Peki MMX adı? Intel’e göre hiçbir şeyi ifade etmiyor!
AMD, 3DNow ile Rekabeti Artırıyor
AMD tarafından bu sorunu çözmek ve rekabeti kızıştırmak adına 1998 yılında 3DNow! teknolojisi geliştirildi. İlk kez bu teknolojiyi kullanan AMD K6-2 işlemcilerde alışılageldik Intel işlemcilerden farklı olarak temel x86 komut setine SIMD komutları eklenerek vektörlerin çok daha verimli işlenmesi sağlandı.
MMX komut setinin gelişmiş versiyonu olarak düşünebileceğimiz AMD 3DNow!, MMX SIMD kayıtlarını (registers) tek duyarlı (32-bit) kayar nokta aritmetik işlemleri (toplama, çıkarma, çarpma) destekleyecek şekilde artırdı. Klasik yavaş x87 FPU yerine AMD 3DNow! destekli yazılımlar duruma bağlı olarak 4 kata kadar daha hızlıydı. Bu, AMD K6’nın rakibi Intel Pentium II işlemcisine nazaran daha iyi performans göstermesini sağlıyordu.

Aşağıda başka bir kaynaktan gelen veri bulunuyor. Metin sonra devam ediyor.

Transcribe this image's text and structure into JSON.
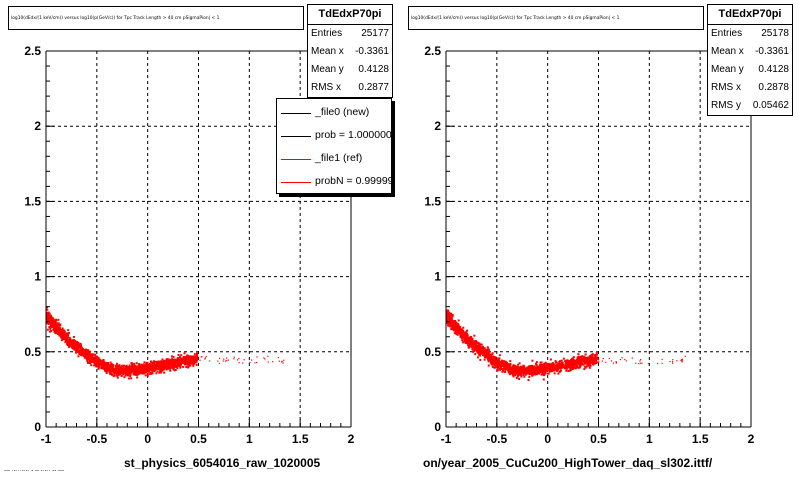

Yine de bu teknoloji yazılım dünyası tarafından pek rağbet görmedi ve yaygınlaşmadı.
Ağustos 2010 yılında da gelecekteki AMD işlemcilerde iki komut seti hariç (PREFETCH ve PREFECHW komutları: L1 önbelleğine en az 32 bayt veriyi önceden yükleyen) 3DNow!’un kaldırılacağı duyuruldu. Bu iki komut seti Intel Bay Trail mimarisini kullanan işlemcilerde de (ilgili mimariye sahip Atom, Celeron, Pentium) bulunuyor.

SSE’nin Doğuşu
1999’da Pentium III işlemcisinin piyasaya sürülmesiyle birlikte Intel için durumlar iyileşmeye başladı. Yeni vektör işleme özelliği SSE (Streaming SIMD Extensions) komut setiyle birlikte geldi. Üstelik bu sefer FPU’dakilerden ayrı, fazladan sekiz 128-bit kayıt seti ve kayan sayıları işleyebilecek ekstra bir komut seti yığını vardı.
Ayrı registerların kullanılması, FPU’nun artık çok fazla bağlı kalmayacağı anlamına geliyordu, ancak Pentium III, FP olanlarla aynı anda SSE talimatlarını işleyemiyordu. Yeni özellik ayrıca registerlarda yalnızca bir veri türünü destekliyordu: dört 32 bit kayan nokta.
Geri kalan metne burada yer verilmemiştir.